I am trying to check soem data within a certain data and that has a value in one of the columns. Trying something like this:
but this is taking a long time to run. Something like 30-45 minutes. Even if I try to change it to look at values within one day:
it is taking a while (right now it is on 5 minutes and counting...)
So am I doing something noobish that is making this query take way longer than it should (something to do with how I specify date range I would guess - although I have tried variations on how I do this)? Any tips to make this faster would be great.
True wisdom is in knowing you know nothing - Socrates
I bet that your second query will take more or less the same time. Your database is probably "fullscanning" (reading all of) the table to get the answer. The second run might be faster though, if parts of the table are already in cache.
How many rows satisfy the WHERE condition of your query? If it is just a fraction (say, up to 5%) of all rows in the table, then adding an index on the creation column (perhaps combined with the attribute1 column) should help.
Details depend on the database you're using. In some databases (eg. Oracle) it would be advisable to gather optimizer statistics after you add the index, so that the optimizer can come up with optimal execution plans.
There is not much to improve in your query. You should avoid "SELECT *" and enumerate only the columns you need in your query - it might save some network bandwidth by not fetching columns you don't need (and its a good thing to do anyway, as the list of selected columns becomes fixed and self-documented), but that's about all.
Creating an index will help to an extent. But looking at the query, even with the index, the query might take a lot of time to bring out the results (the time taken varies depending on the amount of data the DB has to process for your query predicates).
The best way to make this query run faster is provide any other good predicate to the where clause which brings out only the required data .
Matt Kohanek wrote:Thanks for all the tips everyone - turns out not much can be done as you say - I just have hundreds of thousands of records to go through so there is not much to be done
Are you using Oracle? If so, then hundreds of thousands of records is not all that much data, assuming you have a reasonable DB server.
You might also be doing an implicit type conversion on your BETWEEN values i.e. they are character strings but you are apparently comparing them with a date value. Try using TO_DATE on the strings to make sure the values are actually dates before they get compared with the table column.
An index on your CREATION_DATE column would definitely speed this query up, assuming you would normally expect to fetch only a small proportion of the records.
Try running the query with each condition separately and see which one seems to run faster. This should tell you which condition is slowing the original query down.
As others have suggested, don't use "SELECT *" if you can avoid it, just select the columns you need. Try running the query by just fetching one column initially to see if that makes a difference.

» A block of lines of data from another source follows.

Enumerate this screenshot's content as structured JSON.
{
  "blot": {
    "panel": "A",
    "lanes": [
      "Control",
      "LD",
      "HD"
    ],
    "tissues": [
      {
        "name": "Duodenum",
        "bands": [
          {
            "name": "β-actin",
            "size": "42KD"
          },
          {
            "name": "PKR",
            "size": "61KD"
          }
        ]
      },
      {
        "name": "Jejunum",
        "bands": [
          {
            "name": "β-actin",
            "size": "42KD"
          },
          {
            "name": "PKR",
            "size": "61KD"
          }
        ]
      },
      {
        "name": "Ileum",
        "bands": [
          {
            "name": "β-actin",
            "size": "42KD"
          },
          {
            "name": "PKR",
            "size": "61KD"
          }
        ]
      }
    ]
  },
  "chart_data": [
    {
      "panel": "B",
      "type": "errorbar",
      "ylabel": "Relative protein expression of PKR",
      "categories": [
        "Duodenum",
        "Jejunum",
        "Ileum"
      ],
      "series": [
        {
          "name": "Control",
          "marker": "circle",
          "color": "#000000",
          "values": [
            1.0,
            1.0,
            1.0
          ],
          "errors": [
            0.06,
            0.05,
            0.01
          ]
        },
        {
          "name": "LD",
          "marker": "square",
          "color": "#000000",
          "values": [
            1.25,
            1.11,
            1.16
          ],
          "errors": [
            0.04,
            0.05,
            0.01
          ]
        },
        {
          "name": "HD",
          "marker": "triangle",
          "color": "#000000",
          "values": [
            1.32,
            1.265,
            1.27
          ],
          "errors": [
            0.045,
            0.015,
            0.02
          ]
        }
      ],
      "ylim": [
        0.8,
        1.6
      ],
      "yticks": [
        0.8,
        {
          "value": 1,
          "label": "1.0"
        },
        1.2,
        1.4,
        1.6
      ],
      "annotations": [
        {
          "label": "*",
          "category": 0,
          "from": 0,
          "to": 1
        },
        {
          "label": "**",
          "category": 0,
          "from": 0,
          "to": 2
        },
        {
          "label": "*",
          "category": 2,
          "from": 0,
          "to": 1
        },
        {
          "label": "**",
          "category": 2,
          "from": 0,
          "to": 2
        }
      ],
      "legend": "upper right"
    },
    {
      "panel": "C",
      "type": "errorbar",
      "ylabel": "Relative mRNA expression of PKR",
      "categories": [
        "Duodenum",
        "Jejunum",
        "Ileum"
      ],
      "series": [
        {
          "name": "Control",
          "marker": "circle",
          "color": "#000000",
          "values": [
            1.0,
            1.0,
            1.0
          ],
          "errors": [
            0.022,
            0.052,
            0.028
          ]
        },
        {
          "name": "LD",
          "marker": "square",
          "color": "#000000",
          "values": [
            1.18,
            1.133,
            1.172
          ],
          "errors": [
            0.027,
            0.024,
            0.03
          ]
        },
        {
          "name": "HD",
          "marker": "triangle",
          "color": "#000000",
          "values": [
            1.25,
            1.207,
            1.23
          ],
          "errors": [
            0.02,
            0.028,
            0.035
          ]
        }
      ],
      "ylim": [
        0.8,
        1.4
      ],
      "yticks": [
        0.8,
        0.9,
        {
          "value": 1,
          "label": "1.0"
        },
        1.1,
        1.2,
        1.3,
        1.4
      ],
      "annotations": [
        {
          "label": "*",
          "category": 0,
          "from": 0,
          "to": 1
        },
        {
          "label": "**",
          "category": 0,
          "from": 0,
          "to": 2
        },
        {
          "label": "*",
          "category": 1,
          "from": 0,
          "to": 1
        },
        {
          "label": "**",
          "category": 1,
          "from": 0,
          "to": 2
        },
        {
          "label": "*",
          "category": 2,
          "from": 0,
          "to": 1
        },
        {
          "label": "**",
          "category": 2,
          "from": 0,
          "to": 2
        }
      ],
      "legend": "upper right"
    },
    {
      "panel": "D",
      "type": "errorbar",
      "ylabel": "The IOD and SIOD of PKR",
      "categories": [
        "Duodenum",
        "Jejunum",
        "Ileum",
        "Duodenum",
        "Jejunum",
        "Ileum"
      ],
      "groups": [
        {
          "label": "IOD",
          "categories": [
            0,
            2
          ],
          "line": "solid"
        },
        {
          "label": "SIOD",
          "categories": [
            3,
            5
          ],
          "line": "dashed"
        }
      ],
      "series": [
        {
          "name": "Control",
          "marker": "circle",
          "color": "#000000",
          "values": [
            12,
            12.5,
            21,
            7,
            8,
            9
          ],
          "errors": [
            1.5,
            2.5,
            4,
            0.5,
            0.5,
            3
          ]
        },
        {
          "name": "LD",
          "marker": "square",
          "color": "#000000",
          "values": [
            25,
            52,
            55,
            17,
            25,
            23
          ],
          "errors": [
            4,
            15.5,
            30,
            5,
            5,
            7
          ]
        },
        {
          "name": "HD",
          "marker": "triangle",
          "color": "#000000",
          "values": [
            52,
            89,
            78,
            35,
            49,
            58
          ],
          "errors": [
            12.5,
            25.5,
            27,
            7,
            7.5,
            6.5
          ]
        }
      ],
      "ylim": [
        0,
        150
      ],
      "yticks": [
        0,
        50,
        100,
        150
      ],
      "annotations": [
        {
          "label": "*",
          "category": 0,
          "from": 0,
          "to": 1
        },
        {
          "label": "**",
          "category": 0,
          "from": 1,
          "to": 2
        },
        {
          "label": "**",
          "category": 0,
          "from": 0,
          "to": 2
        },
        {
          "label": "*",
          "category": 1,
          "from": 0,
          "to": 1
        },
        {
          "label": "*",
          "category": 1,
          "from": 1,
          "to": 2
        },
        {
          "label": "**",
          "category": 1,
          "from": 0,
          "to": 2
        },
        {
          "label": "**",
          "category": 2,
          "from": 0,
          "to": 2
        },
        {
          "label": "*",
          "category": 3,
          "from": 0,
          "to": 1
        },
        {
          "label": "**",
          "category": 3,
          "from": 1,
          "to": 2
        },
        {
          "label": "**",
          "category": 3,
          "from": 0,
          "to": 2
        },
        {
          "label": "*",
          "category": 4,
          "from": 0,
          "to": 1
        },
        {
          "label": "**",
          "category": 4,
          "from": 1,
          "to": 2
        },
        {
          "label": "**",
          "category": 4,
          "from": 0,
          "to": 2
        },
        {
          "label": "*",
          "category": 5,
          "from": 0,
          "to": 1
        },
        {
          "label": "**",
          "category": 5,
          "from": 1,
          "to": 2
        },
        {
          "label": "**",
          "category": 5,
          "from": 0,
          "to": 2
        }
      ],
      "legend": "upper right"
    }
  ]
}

Try "SELECT COUNT(*) FROM..." or use "...AND ROWNUM <= 10" to reduce the amount of data you actually pass back from the query. If this makes it return much faster, then the query is finding the data quickly but taking a long time to pass it back.
And run an explain plan to see where the query is spending its time.
How are you executing this query? Try running it directly in your SQL environment e.g. SQL*Plus, to remove any overhead due to ORM issues etc.
If none of that works, talk to your DBA and see if they have any bright ideas.
Though your advice is very valuable, I'd have a small clarification:
chris webster wrote:
Using "IS NULL" or "IS NOT NULL" disables the use of an index on a column, even if you had an index on it.
Definitely not, at least in Oracle. Composite indexes do contain null values, assuming at least one of the columns in the index is non-null. Only records with nulls in all columns in the index are not indexed. In this case a composite index would help, because the date column would not be null.
Moreover, IS NOT NULL queries can be answered using even a simple index, because all the rows matching the condition will be in the index. If the column contains a lot on null values and just a few non-nulls, optimizer will certainly use the index to get these rows.
More NULL handling tricks can be pulled by using function based indexes, but this is beyond the scope of the original question.